Through various jobs, she earnt enough money to support herself and her family, and eventually wound up as a debt collector for Cash Bank. In the last days of this doomed bank, she was sent to repossess a small two ring electric stove, which she then proceeded to buy off the bank, leaving her career as a debt collector behind her.
In order to provide some income for the family, Lily started selling second hand clothes, and, later, she took to the stove; she started making scones for schoolchildren, using a recipe she found on the back of a packet of flour. Often she would have to get up as early as 4am in order to bake enough scones to sell at the school, as, due to the stove's small size, she would have to bake the scones in batches. Via this enterprise she was able to build her house (with her own hands) and put her four children through private school.
Anxious to move out of this back-breaking work, she and a friend attended a presentation given in Kayamandi one day outlining the homestay project that people wished to start in the township.
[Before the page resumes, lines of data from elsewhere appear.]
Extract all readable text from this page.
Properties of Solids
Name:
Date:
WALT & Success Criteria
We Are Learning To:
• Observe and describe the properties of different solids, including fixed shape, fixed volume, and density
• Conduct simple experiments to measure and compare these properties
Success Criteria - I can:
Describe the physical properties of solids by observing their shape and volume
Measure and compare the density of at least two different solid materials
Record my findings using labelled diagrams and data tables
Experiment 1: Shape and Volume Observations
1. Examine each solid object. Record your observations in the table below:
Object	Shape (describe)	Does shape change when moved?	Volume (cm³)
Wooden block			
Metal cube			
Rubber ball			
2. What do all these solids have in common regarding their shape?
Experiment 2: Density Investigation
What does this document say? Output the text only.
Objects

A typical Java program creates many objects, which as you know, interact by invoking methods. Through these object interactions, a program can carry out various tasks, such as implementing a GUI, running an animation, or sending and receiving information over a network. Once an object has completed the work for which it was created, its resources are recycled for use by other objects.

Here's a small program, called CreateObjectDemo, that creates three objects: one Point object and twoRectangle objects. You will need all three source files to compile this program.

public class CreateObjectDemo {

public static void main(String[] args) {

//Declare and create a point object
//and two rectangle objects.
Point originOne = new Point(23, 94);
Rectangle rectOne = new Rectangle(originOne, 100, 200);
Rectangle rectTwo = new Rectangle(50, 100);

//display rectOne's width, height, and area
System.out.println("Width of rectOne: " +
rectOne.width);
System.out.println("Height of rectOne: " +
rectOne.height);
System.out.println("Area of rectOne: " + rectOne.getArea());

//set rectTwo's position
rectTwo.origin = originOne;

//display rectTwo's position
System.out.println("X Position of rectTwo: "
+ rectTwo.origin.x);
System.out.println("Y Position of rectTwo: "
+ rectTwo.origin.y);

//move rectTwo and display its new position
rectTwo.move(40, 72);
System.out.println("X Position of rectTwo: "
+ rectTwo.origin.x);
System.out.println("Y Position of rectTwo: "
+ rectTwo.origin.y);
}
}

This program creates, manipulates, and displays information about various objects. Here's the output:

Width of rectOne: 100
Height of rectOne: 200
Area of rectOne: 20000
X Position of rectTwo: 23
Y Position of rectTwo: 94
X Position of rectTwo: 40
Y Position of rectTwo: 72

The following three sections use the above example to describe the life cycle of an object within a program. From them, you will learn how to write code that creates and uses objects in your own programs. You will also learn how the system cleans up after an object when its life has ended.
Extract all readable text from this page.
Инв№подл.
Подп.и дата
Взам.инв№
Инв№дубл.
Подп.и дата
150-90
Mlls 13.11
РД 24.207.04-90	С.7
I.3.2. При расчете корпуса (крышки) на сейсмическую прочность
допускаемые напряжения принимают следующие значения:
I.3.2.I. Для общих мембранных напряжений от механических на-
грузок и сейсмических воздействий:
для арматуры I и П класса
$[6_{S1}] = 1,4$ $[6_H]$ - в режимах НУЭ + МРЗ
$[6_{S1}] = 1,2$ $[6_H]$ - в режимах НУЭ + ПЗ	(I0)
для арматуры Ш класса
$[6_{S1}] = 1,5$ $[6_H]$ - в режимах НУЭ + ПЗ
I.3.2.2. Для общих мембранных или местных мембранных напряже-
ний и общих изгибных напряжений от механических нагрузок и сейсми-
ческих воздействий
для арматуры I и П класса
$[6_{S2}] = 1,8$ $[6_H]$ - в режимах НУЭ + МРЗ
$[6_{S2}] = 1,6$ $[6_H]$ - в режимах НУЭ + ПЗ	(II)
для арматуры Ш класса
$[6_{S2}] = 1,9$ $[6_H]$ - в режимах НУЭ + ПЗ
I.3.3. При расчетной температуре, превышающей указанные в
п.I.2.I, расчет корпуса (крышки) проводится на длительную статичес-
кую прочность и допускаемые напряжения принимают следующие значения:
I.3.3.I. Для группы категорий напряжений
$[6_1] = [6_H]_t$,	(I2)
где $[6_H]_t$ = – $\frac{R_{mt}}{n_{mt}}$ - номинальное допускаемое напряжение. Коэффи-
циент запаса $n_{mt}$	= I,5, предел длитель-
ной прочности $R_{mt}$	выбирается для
The first hand in the air when they asked for people to embark on this project was Lily's and when asked to name her business she called in 'Once Upon a Stove' because, as she says, "this is me, this is how everything came to exist".
Today, she is a major success and a pillar of the local society, often helping other people in the same predicament she was in to help themselves and find work. In her time she has also run for political office, although was unsuccessful due to a slight clerical error when filling out the form for the ward for which she wished to stand.
Over the years she has added to the homestay business she is running, by hosting traditional Xhosa meals and providing entertainment and tours for tourists visiting the township.